The Future Of Business The Essentials Fourth Edition

A std::future is a handle to a result of work which is [potentially] not, yet, computed. You can imagine it as the receipt you get when you ask for work and the receipt is used to get the result back. For example, you may bring a bike to bike store for repair. You get a receipt to get back your bike. While the work is in progress (the bike being repaired) you can go about other business ...
The Future Of Business The Essentials Fourth Edition 1

The class template std::future provides a mechanism to access the result of asynchronous operations: An asynchronous operation (performed via std::async, std::packaged_task, or std::promise) can provide a std::future object to the creator of that asynchronous operation. The creator of the asynchronous operation can then use a variety of methods to query, wait for, or extract a value from the ...
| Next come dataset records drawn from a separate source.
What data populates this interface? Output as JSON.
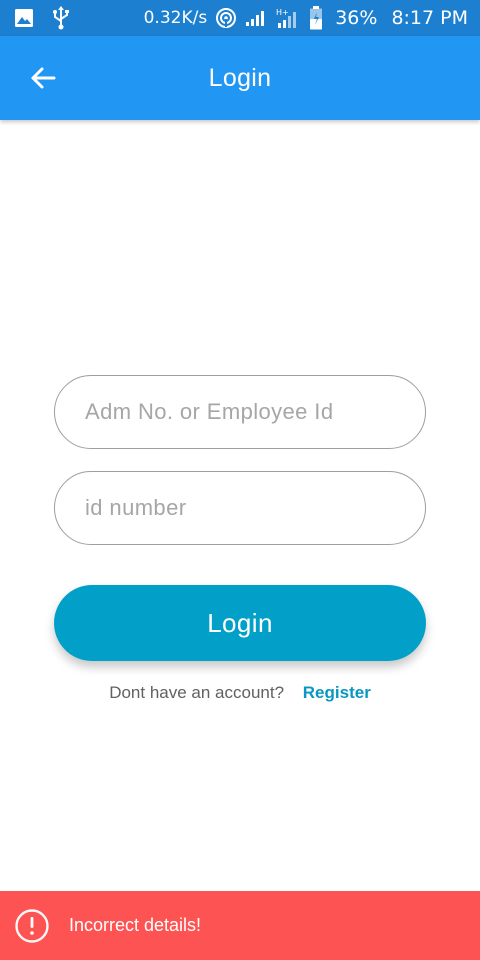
{
  "status_bar": {
    "network_speed": "0.32K/s",
    "battery_percent": "36%",
    "time": "8:17 PM",
    "network_type": "H+",
    "icons": [
      "gallery-icon",
      "usb-icon",
      "hotspot-icon",
      "signal-icon",
      "signal-icon",
      "battery-icon"
    ]
  },
  "app_bar": {
    "title": "Login",
    "back_icon": "arrow-left-icon"
  },
  "form": {
    "adm_placeholder": "Adm No. or Employee Id",
    "adm_value": "",
    "id_placeholder": "id number",
    "id_value": "",
    "login_label": "Login"
  },
  "register": {
    "prompt": "Dont have an account?",
    "link_label": "Register"
  },
  "snackbar": {
    "message": "Incorrect details!",
    "icon": "info-icon"
  },
  "colors": {
    "status_bar": "#1d7fd0",
    "app_bar": "#2196f3",
    "login_button": "#02a0c9",
    "register_link": "#0a97c3",
    "snackbar": "#fd5353"
  }
}
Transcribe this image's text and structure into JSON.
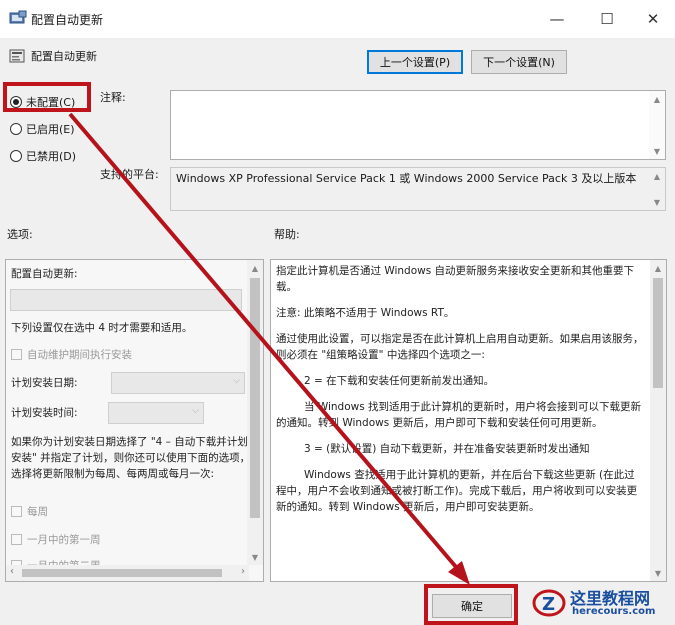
{
  "window": {
    "title": "配置自动更新",
    "minimize": "—",
    "maximize": "☐",
    "close": "✕"
  },
  "header": {
    "title": "配置自动更新",
    "prev_button": "上一个设置(P)",
    "next_button": "下一个设置(N)"
  },
  "state": {
    "not_configured": "未配置(C)",
    "enabled": "已启用(E)",
    "disabled": "已禁用(D)",
    "selected": "not_configured"
  },
  "comment": {
    "label": "注释:",
    "value": ""
  },
  "platform": {
    "label": "支持的平台:",
    "value": "Windows XP Professional Service Pack 1 或 Windows 2000 Service Pack 3 及以上版本"
  },
  "options": {
    "label": "选项:",
    "heading": "配置自动更新:",
    "note": "下列设置仅在选中 4 时才需要和适用。",
    "maintenance": "自动维护期间执行安装",
    "install_day": "计划安装日期:",
    "install_time": "计划安装时间:",
    "para": "如果你为计划安装日期选择了 \"4 – 自动下载并计划安装\" 并指定了计划，则你还可以使用下面的选项，选择将更新限制为每周、每两周或每月一次:",
    "weekly": "每周",
    "first_week": "一月中的第一周",
    "second_week": "一月中的第二周"
  },
  "help": {
    "label": "帮助:",
    "paragraphs": [
      "指定此计算机是否通过 Windows 自动更新服务来接收安全更新和其他重要下载。",
      "注意: 此策略不适用于 Windows RT。",
      "通过使用此设置，可以指定是否在此计算机上启用自动更新。如果启用该服务，则必须在 \"组策略设置\" 中选择四个选项之一:",
      "2 = 在下载和安装任何更新前发出通知。",
      "当 Windows 找到适用于此计算机的更新时，用户将会接到可以下载更新的通知。转到 Windows 更新后，用户即可下载和安装任何可用更新。",
      "3 = (默认设置) 自动下载更新，并在准备安装更新时发出通知",
      "Windows 查找适用于此计算机的更新，并在后台下载这些更新 (在此过程中，用户不会收到通知或被打断工作)。完成下载后，用户将收到可以安装更新的通知。转到 Windows 更新后，用户即可安装更新。"
    ]
  },
  "footer": {
    "ok_button": "确定"
  },
  "watermark": {
    "name": "这里教程网",
    "url": "herecours.com"
  },
  "colors": {
    "annotation_red": "#c0141c",
    "focus_blue": "#0078d7",
    "dialog_bg": "#f0f0f0"
  }
}
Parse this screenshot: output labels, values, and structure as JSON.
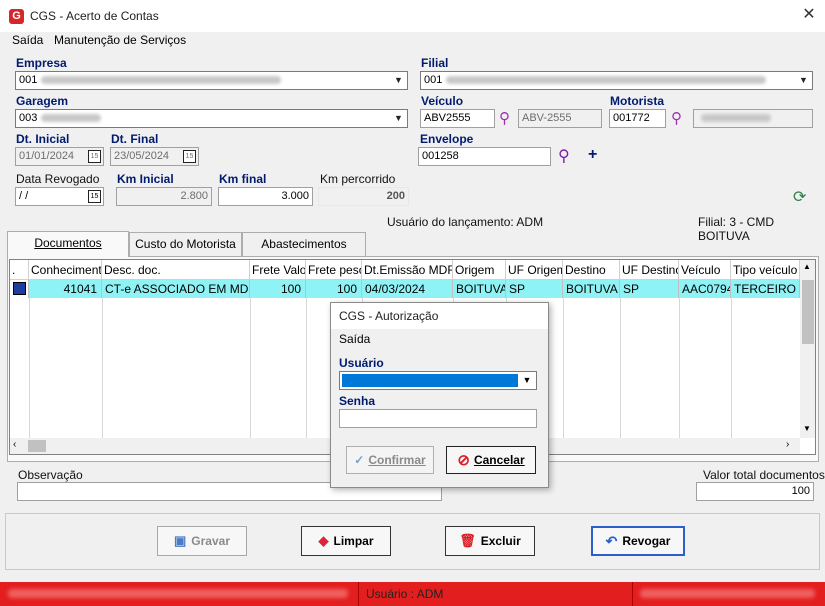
{
  "window": {
    "title": "CGS - Acerto de Contas",
    "app_icon": "G"
  },
  "menu": [
    "Saída",
    "Manutenção de Serviços"
  ],
  "form": {
    "empresa_label": "Empresa",
    "empresa_value": "001",
    "filial_label": "Filial",
    "filial_value": "001",
    "garagem_label": "Garagem",
    "garagem_value": "003",
    "veiculo_label": "Veículo",
    "veiculo_code": "ABV2555",
    "veiculo_plate": "ABV-2555",
    "motorista_label": "Motorista",
    "motorista_code": "001772",
    "dt_inicial_label": "Dt. Inicial",
    "dt_inicial": "01/01/2024",
    "dt_final_label": "Dt. Final",
    "dt_final": "23/05/2024",
    "envelope_label": "Envelope",
    "envelope": "001258",
    "data_revogado_label": "Data Revogado",
    "data_revogado": " /  /",
    "km_inicial_label": "Km Inicial",
    "km_inicial": "2.800",
    "km_final_label": "Km final",
    "km_final": "3.000",
    "km_percorrido_label": "Km percorrido",
    "km_percorrido": "200",
    "cal_glyph": "15",
    "usuario_lancamento": "Usuário do lançamento: ADM",
    "filial_info": "Filial: 3 - CMD BOITUVA"
  },
  "tabs": [
    "Documentos",
    "Custo do Motorista",
    "Abastecimentos"
  ],
  "grid": {
    "headers": [
      ".",
      "Conhecimento",
      "Desc. doc.",
      "Frete Valor",
      "Frete peso",
      "Dt.Emissão MDFe",
      "Origem",
      "UF Origem",
      "Destino",
      "UF Destino",
      "Veículo",
      "Tipo veículo"
    ],
    "row": [
      "",
      "41041",
      "CT-e ASSOCIADO EM MDF-e",
      "100",
      "100",
      "04/03/2024",
      "BOITUVA",
      "SP",
      "BOITUVA",
      "SP",
      "AAC0794",
      "TERCEIRO / A"
    ]
  },
  "observacao_label": "Observação",
  "valor_total_label": "Valor total documentos",
  "valor_total": "100",
  "buttons": {
    "gravar": "Gravar",
    "limpar": "Limpar",
    "excluir": "Excluir",
    "revogar": "Revogar"
  },
  "status": {
    "usuario": "Usuário : ADM"
  },
  "dialog": {
    "title": "CGS - Autorização",
    "menu": "Saída",
    "usuario_label": "Usuário",
    "senha_label": "Senha",
    "confirmar": "Confirmar",
    "cancelar": "Cancelar"
  },
  "colors": {
    "accent": "#0078d7",
    "row_highlight": "#8ff3f5",
    "status_bar": "#e31e1e",
    "label": "#001a6e"
  }
}
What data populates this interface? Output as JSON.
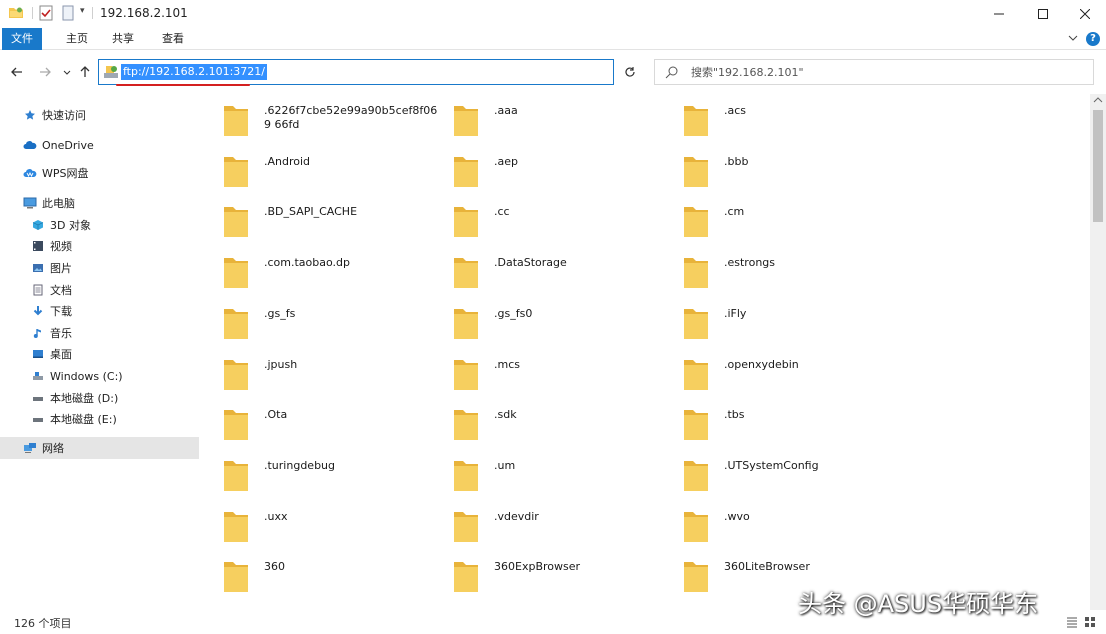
{
  "window": {
    "title": "192.168.2.101"
  },
  "ribbon": {
    "tabs": [
      "文件",
      "主页",
      "共享",
      "查看"
    ],
    "help": "?"
  },
  "nav": {
    "address": "ftp://192.168.2.101:3721/",
    "search_placeholder": "搜索\"192.168.2.101\""
  },
  "sidebar": {
    "items": [
      {
        "label": "快速访问",
        "icon": "star-icon"
      },
      {
        "label": "OneDrive",
        "icon": "cloud-icon"
      },
      {
        "label": "WPS网盘",
        "icon": "wps-cloud-icon"
      },
      {
        "label": "此电脑",
        "icon": "computer-icon"
      },
      {
        "label": "3D 对象",
        "icon": "cube-icon"
      },
      {
        "label": "视频",
        "icon": "video-icon"
      },
      {
        "label": "图片",
        "icon": "picture-icon"
      },
      {
        "label": "文档",
        "icon": "document-icon"
      },
      {
        "label": "下载",
        "icon": "download-icon"
      },
      {
        "label": "音乐",
        "icon": "music-icon"
      },
      {
        "label": "桌面",
        "icon": "desktop-icon"
      },
      {
        "label": "Windows (C:)",
        "icon": "drive-icon"
      },
      {
        "label": "本地磁盘 (D:)",
        "icon": "drive-icon"
      },
      {
        "label": "本地磁盘 (E:)",
        "icon": "drive-icon"
      },
      {
        "label": "网络",
        "icon": "network-icon"
      }
    ]
  },
  "files": [
    ".6226f7cbe52e99a90b5cef8f069 66fd",
    ".aaa",
    ".acs",
    ".Android",
    ".aep",
    ".bbb",
    ".BD_SAPI_CACHE",
    ".cc",
    ".cm",
    ".com.taobao.dp",
    ".DataStorage",
    ".estrongs",
    ".gs_fs",
    ".gs_fs0",
    ".iFly",
    ".jpush",
    ".mcs",
    ".openxydebin",
    ".Ota",
    ".sdk",
    ".tbs",
    ".turingdebug",
    ".um",
    ".UTSystemConfig",
    ".uxx",
    ".vdevdir",
    ".wvo",
    "360",
    "360ExpBrowser",
    "360LiteBrowser"
  ],
  "status": {
    "count": "126 个项目"
  },
  "watermark": "头条 @ASUS华硕华东",
  "colors": {
    "accent": "#1979ca",
    "folder": "#f4c64f",
    "selection": "#3390ff"
  }
}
The Future Of Business The Essentials Fourth Edition 2

You cannot return a non- Future value from an async function (although you can return void). You don't actually want the program to stop and wait for the http.get call to complete because if your internet connection is poor then maybe it takes 10 seconds, and your app would consequently be unresponsive for 10 seconds. By returning a Future, you can return from the function immediately without ...

The Future Of Business The Essentials Fourth Edition 3

If the future is the result of a call to std::async that used lazy evaluation, this function returns immediately without waiting. This function may block for longer than timeout_duration due to scheduling or resource contention delays. The standard recommends that a steady clock is used to measure the duration.

The promise is the "push" end of the promise-future communication channel: the operation that stores a value in the shared state synchronizes-with (as defined in std::memory_order) the successful return from any function that is waiting on the shared state (such as std::future::get).